In addition to the flat leather and fabric belts used in belt drives of the early 1900s, industry used hemp or wire rope running in grooved pulleys. These rope systems inspired development of the rubber V-belt, which first appeared in the 1920s. V-belts make use of a wedging action between belt and sheave, thereby developing high driving forces with considerably less belt tension than required by flat belts. This feature reduces loads on bearings. Also, V-belts inherently track better than flat belts and, thus, do not have to be aligned as carefully.

When V-belts first appeared, most applications were for large industrial drives typically requiring 10 to 15 belts between a single pair of shafts. Thus, belts for these industrial drives became known as "multiple" belts, and today they are referred to as "classical multiple" or "heavy-duty conventional" belts. V-belts and sheaves have been standardized, with letter designations running from A through E. These standard sizes are recognized worldwide.

Classical multiple V-belts offer the broadest range of power ratings and generally are the first type of belt drive considered. They are readily available from local distributors and engineered and rated for long, low-maintenance service. Their only drawback when compared with more modern designs is relatively high weight and space requirements. The belt, being of heavy construction, generates high centrifugal forces that place relatively low limits on top speed. Also, the thickness of the belt limits bend radius, thus requiring the need for relatively large sheaves. In practice, these constraints rarely are serious limitations.

Most manufacturers offer two lines of multiple classical belts. One is the "standard" classification based on a fabric-wrapped construction. The wrap provides a protective envelope that tends to prevent damage and prolong life. The other classification is the "premium" or nonwrapped construction. The advantage of this design is that for a given standard size, none of the cross section is allocated to a wrap; thus, the total section consists of working tensile material. This allows rating belts of nonwrapped construction at higher power, section for section.

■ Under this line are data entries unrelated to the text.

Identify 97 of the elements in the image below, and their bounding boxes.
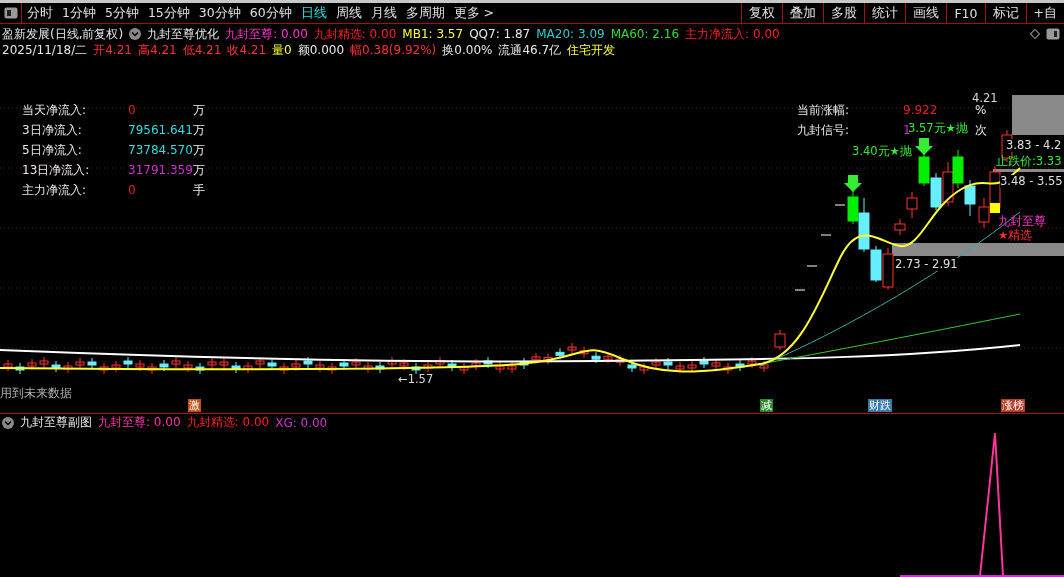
diamond-icon[interactable] [1030,29,1040,39]
toolbar-button[interactable]: 统计 [864,3,906,23]
limit-up-dash [794,289,806,291]
price-zone [993,169,1064,172]
chart-annotation: 3.57元★抛 [908,122,968,135]
indicator-value: 九封精选: 0.00 [186,414,270,431]
chevron-circle-icon[interactable] [129,28,142,40]
flow-unit: 万 [193,102,205,118]
signal-marker: 减 [760,399,773,412]
sub-chart-title: 九封至尊副图 [20,414,92,431]
limit-up-dash [834,204,846,206]
indicator-value: 主力净流入: 0.00 [685,25,780,43]
flow-unit: 万 [193,122,205,138]
chart-annotation: 3.48 - 3.55 [1000,175,1063,188]
panel-toggle-icon[interactable] [1046,28,1060,40]
period-tab[interactable]: 1分钟 [62,4,96,22]
quote-field: 住宅开发 [567,41,616,59]
flow-label: 13日净流入: [22,162,90,178]
toolbar-button[interactable]: +自 [1025,3,1064,23]
toolbar-button[interactable]: 叠加 [782,3,824,23]
signal-marker: 激 [188,399,201,412]
quote-field: 开4.21 [93,41,132,59]
indicator-value: MA60: 2.16 [610,27,680,41]
flow-value: 0 [128,102,136,118]
candlestick [882,247,894,291]
signal-unit: % [975,102,987,118]
chart-annotation: 3.40元★抛 [852,145,912,158]
indicator-value: MA20: 3.09 [536,27,605,41]
indicator-value: 九封精选: 0.00 [313,25,397,43]
indicator-value: 九封至尊: 0.00 [225,25,308,43]
period-tab[interactable]: 5分钟 [104,4,139,22]
signal-square [990,203,1000,213]
signal-marker: 财跌 [868,399,892,412]
period-tab[interactable]: 15分钟 [147,4,190,22]
flow-label: 当天净流入: [22,102,87,118]
toolbar-button[interactable]: F10 [946,3,985,23]
period-tab[interactable]: 60分钟 [249,4,292,22]
future-data-note: 用到未来数据 [0,385,72,402]
flow-unit: 万 [193,162,205,178]
indicator-value: XG: 0.00 [275,415,328,430]
limit-up-dash [806,265,818,267]
price-zone [1012,95,1064,135]
flow-value: 73784.570 [128,142,193,158]
chart-annotation: 止跌价:3.33 [996,155,1062,168]
flow-label: 3日净流入: [22,122,82,138]
indicator-value: 九封至尊: 0.00 [98,414,181,431]
quote-field: 额0.000 [297,41,345,59]
candlestick [774,329,786,351]
panel-toggle-icon[interactable] [3,7,18,19]
chart-annotation: ←1.57 [398,373,434,386]
chart-annotation: ★精选 [998,229,1033,242]
indicator-value: QQ7: 1.87 [469,27,531,41]
period-tab[interactable]: 日线 [300,4,327,22]
candlestick [952,149,964,189]
flow-value: 31791.359 [128,162,193,178]
stock-title: 盈新发展(日线,前复权) [2,25,124,43]
signal-label: 九封信号: [797,122,850,138]
signal-label: 当前涨幅: [797,102,850,118]
chart-annotation: 2.73 - 2.91 [895,258,958,271]
quote-date: 2025/11/18/二 [2,41,88,59]
chevron-circle-icon[interactable] [2,416,14,429]
candlestick [930,172,942,211]
quote-field: 高4.21 [137,41,177,59]
quote-field: 量0 [272,41,292,59]
flow-label: 主力净流入: [22,182,87,198]
period-tab[interactable]: 30分钟 [198,4,241,22]
candlestick [964,179,976,217]
flow-value: 79561.641 [128,122,193,138]
down-arrow-icon [915,138,933,155]
down-arrow-icon [844,175,862,192]
period-tab[interactable]: 月线 [370,4,397,22]
toolbar-button[interactable]: 画线 [905,3,947,23]
period-tab[interactable]: 更多 > [453,4,495,22]
chart-annotation: 4.21 [972,92,998,105]
flow-unit: 手 [193,182,205,198]
signal-unit: 次 [975,122,987,138]
indicator-name: 九封至尊优化 [147,25,220,43]
signal-value: 9.922 [903,102,938,118]
chart-annotation: 3.83 - 4.2 [1006,139,1062,152]
quote-field: 流通46.7亿 [498,41,562,59]
chart-annotation: 九封至尊 [998,215,1046,228]
quote-field: 收4.21 [227,41,267,59]
limit-up-dash [820,234,832,236]
quote-field: 换0.00% [442,41,493,59]
toolbar-button[interactable]: 标记 [984,3,1026,23]
period-tab[interactable]: 周线 [335,4,362,22]
period-tab[interactable]: 分时 [27,4,53,22]
quote-field: 幅0.38(9.92%) [350,41,437,59]
toolbar-button[interactable]: 多股 [823,3,865,23]
period-tab[interactable]: 多周期 [405,4,445,22]
flow-label: 5日净流入: [22,142,82,158]
signal-marker: 涨榜 [1001,399,1025,412]
toolbar-button[interactable]: 复权 [741,3,783,23]
flow-value: 0 [128,182,136,198]
flow-unit: 万 [193,142,205,158]
quote-field: 低4.21 [182,41,222,59]
indicator-value: MB1: 3.57 [402,27,464,41]
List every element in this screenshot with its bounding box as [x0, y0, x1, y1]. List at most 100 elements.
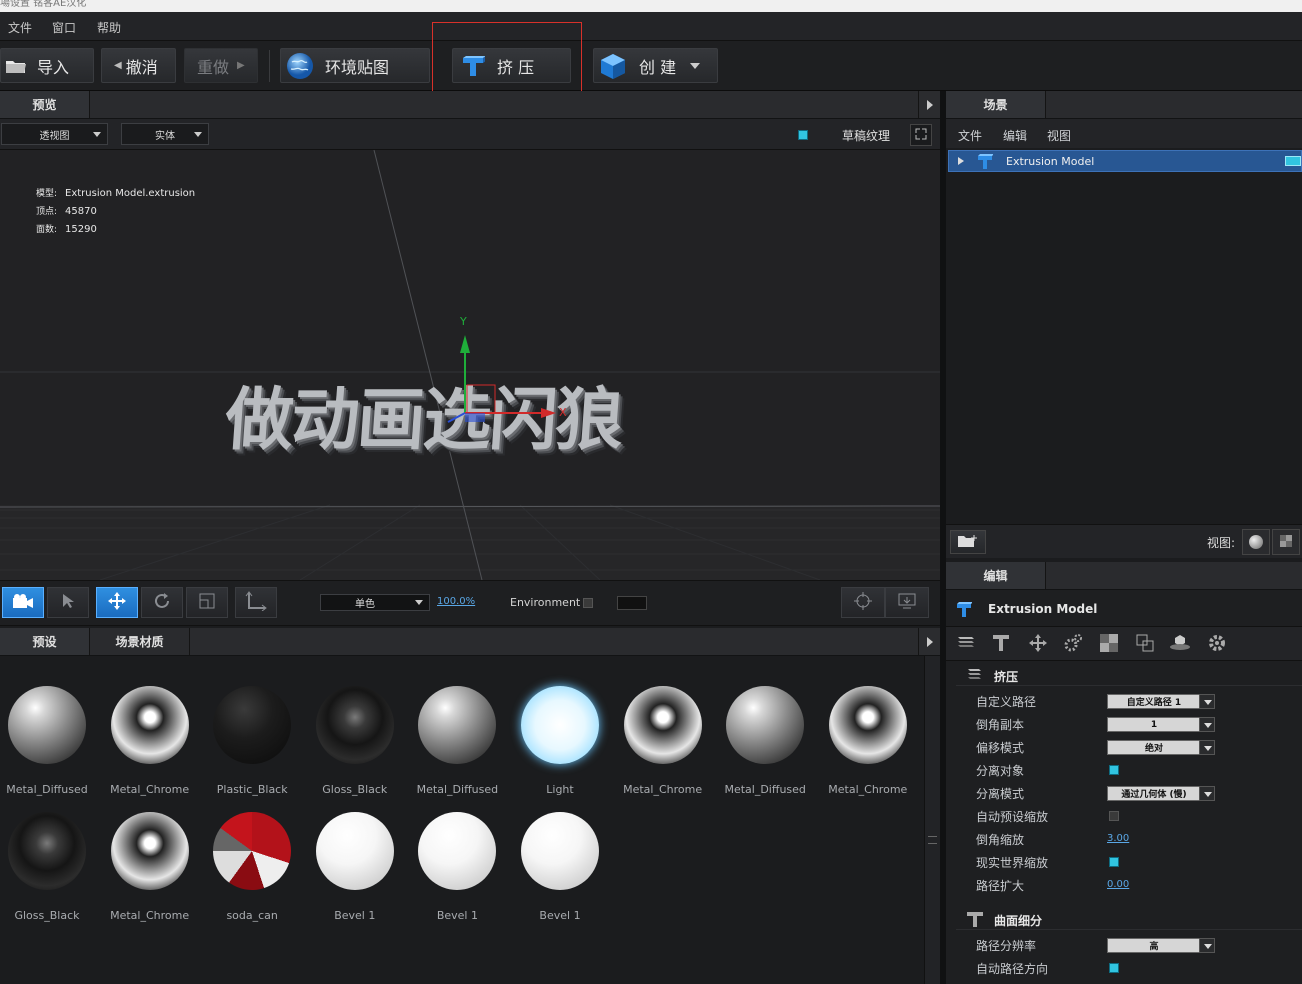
material-swatch[interactable]: Gloss_Black: [0, 812, 97, 922]
scale-tool-button[interactable]: [186, 587, 228, 618]
view-mode-select[interactable]: 透视图: [1, 123, 108, 145]
menu-window[interactable]: 窗口: [52, 19, 76, 36]
import-button[interactable]: 导入: [0, 48, 94, 83]
rotate-tool-button[interactable]: [141, 587, 183, 618]
material-label: Light: [546, 783, 574, 796]
uv-props-tab[interactable]: [1134, 633, 1156, 655]
expand-arrow-icon[interactable]: [958, 157, 964, 165]
camera-tool-button[interactable]: [2, 587, 44, 618]
material-swatch[interactable]: Bevel 1: [305, 812, 405, 922]
tab-preview-label: 预览: [32, 98, 57, 112]
select-tool-button[interactable]: [47, 587, 89, 618]
create-button[interactable]: 创 建: [593, 48, 718, 83]
menu-help[interactable]: 帮助: [97, 19, 121, 36]
environment-color-swatch[interactable]: [617, 596, 647, 610]
extrude-prop-number[interactable]: 0.00: [1107, 879, 1129, 890]
chevron-down-icon: [690, 62, 701, 69]
scene-menu-edit[interactable]: 编辑: [1003, 127, 1027, 144]
tab-scene[interactable]: 场景: [946, 91, 1046, 118]
view-mode-value: 透视图: [39, 130, 70, 142]
panel-collapse-button[interactable]: [918, 628, 940, 655]
surface-prop-checkbox[interactable]: [1109, 963, 1119, 973]
extrude-prop-checkbox[interactable]: [1109, 811, 1119, 821]
material-swatch[interactable]: Metal_Chrome: [818, 686, 918, 796]
tab-edit[interactable]: 编辑: [946, 562, 1046, 589]
material-label: Metal_Diffused: [6, 783, 88, 796]
3d-viewport[interactable]: 模型: Extrusion Model.extrusion 顶点: 45870 面数…: [0, 150, 940, 580]
material-preview-sphere: [315, 812, 394, 890]
checker-icon: [1100, 633, 1118, 655]
extrude-prop-checkbox[interactable]: [1109, 765, 1119, 775]
bevel-icon: [966, 910, 984, 931]
redo-button[interactable]: 重做 ▶: [184, 48, 258, 83]
tab-scene-materials[interactable]: 场景材质: [90, 628, 190, 655]
material-label: Metal_Chrome: [828, 783, 908, 796]
extrude-prop-number[interactable]: 3.00: [1107, 833, 1129, 844]
extrude-prop-select[interactable]: 自定义路径 1: [1107, 694, 1215, 709]
draft-texture-checkbox[interactable]: [798, 130, 808, 140]
view-shaded-button[interactable]: [1242, 529, 1270, 555]
material-swatch[interactable]: Metal_Diffused: [407, 686, 507, 796]
material-swatch[interactable]: Metal_Diffused: [715, 686, 815, 796]
material-swatch[interactable]: Metal_Chrome: [100, 812, 200, 922]
menu-file[interactable]: 文件: [8, 19, 32, 36]
material-preview-sphere: [110, 812, 189, 890]
material-swatch[interactable]: Plastic_Black: [202, 686, 302, 796]
chevron-down-icon[interactable]: [1199, 786, 1215, 801]
material-label: Gloss_Black: [14, 909, 80, 922]
material-swatch[interactable]: Light: [510, 686, 610, 796]
animate-props-tab[interactable]: [1062, 633, 1084, 655]
material-swatch[interactable]: Metal_Chrome: [613, 686, 713, 796]
material-swatch[interactable]: Gloss_Black: [305, 686, 405, 796]
pointer-icon: [62, 593, 74, 612]
chevron-down-icon[interactable]: [1199, 938, 1215, 953]
undo-button[interactable]: ◀ 撤消: [101, 48, 176, 83]
settings-props-tab[interactable]: [1206, 633, 1228, 655]
shadow-props-tab[interactable]: [1169, 633, 1191, 655]
chevron-down-icon[interactable]: [1199, 717, 1215, 732]
materials-scrollbar[interactable]: [924, 656, 940, 984]
material-swatch[interactable]: Metal_Chrome: [100, 686, 200, 796]
material-label: Gloss_Black: [322, 783, 388, 796]
view-material-button[interactable]: [1272, 529, 1300, 555]
material-swatch[interactable]: Bevel 1: [510, 812, 610, 922]
material-props-tab[interactable]: [1098, 633, 1120, 655]
tab-preview[interactable]: 预览: [0, 91, 90, 118]
chevron-down-icon[interactable]: [1199, 740, 1215, 755]
extrude-prop-checkbox[interactable]: [1109, 857, 1119, 867]
surface-prop-select[interactable]: 高: [1107, 938, 1215, 953]
extrude-prop-select[interactable]: 1: [1107, 717, 1215, 732]
color-mode-select[interactable]: 单色: [320, 594, 430, 611]
transform-gizmo[interactable]: [0, 150, 940, 580]
grip-icon: [928, 836, 937, 844]
extrude-section-title: 挤压: [994, 670, 1019, 684]
material-swatch[interactable]: Bevel 1: [407, 812, 507, 922]
bevel-props-tab[interactable]: [990, 633, 1012, 655]
visibility-toggle[interactable]: [1285, 156, 1301, 166]
scene-menu-view[interactable]: 视图: [1047, 127, 1071, 144]
add-folder-button[interactable]: [950, 530, 986, 554]
material-preview-sphere: [315, 686, 394, 764]
transform-props-tab[interactable]: [1027, 633, 1049, 655]
reset-view-button[interactable]: [841, 587, 885, 618]
material-swatch[interactable]: Metal_Diffused: [0, 686, 97, 796]
render-preview-button[interactable]: [885, 587, 929, 618]
move-tool-button[interactable]: [96, 587, 138, 618]
environment-checkbox[interactable]: [583, 598, 593, 608]
panel-collapse-button[interactable]: [918, 91, 940, 118]
maximize-view-button[interactable]: [910, 124, 932, 146]
chevron-down-icon[interactable]: [1199, 694, 1215, 709]
scene-menu-file[interactable]: 文件: [958, 127, 982, 144]
axis-tool-button[interactable]: [235, 587, 277, 618]
render-mode-select[interactable]: 实体: [121, 123, 209, 145]
tab-presets[interactable]: 预设: [0, 628, 90, 655]
rotate-icon: [152, 591, 172, 614]
scene-tree-item[interactable]: Extrusion Model: [948, 150, 1302, 172]
extrude-prop-select[interactable]: 通过几何体 (慢): [1107, 786, 1215, 801]
material-swatch[interactable]: soda_can: [202, 812, 302, 922]
material-label: Metal_Chrome: [623, 783, 703, 796]
extrude-prop-select[interactable]: 绝对: [1107, 740, 1215, 755]
zoom-value[interactable]: 100.0%: [437, 596, 475, 607]
environment-map-button[interactable]: 环境贴图: [280, 48, 430, 83]
extrude-props-tab[interactable]: [955, 633, 977, 655]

The lack of wrap makes a belt more vulnerable to damage; therefore, wrapped construction can be thought of as a more conservative selection. In OEM applications, however, service conditions tend to be well defined, and drive systems normally undergo thorough analysis and rigorous testing. Thus, these applications tend to favor nonwrapped construction, where the higher power rating can be used safely by virtue of the thorough engineering applied to possible environmental effects on the belt.

Belts for in-plant use, in contrast, are normally selected according to simple catalog ratings or to fit existing sheaves. Little, if any, attention is given to life testing or environmental effects, so wrapped construction is recommended.

Belts of nonwrapped construction, sometimes called bandless or raw-edge belts, are made with cogs or molded notches on the underside. Cogged belts permit more severe bends, thus allowing operation over smaller pulleys. Belts of standard wrapped construction are not available cogged because the protective envelope is both difficult to manufacture in cog form and also prevents severe bends. Notched belts are more expensive than those having a flat base. However, because they have a higher load-carrying capacity and run on less-expensive, smaller-diameter pulleys, the drive may require fewer notched belts.

Classical V-belts are frequently used individually, particularly in A and B sizes, smallest of the five cross sections. The larger sections, C, D, and E, generally are not used in single-belt drives because of certain cost penalties and inefficiencies encountered when scaling drives upward. The economics are such that for equivalent ratings, multiple belt drives based on A or B sections usually cost less than single-belt drives with C, D, or E sections.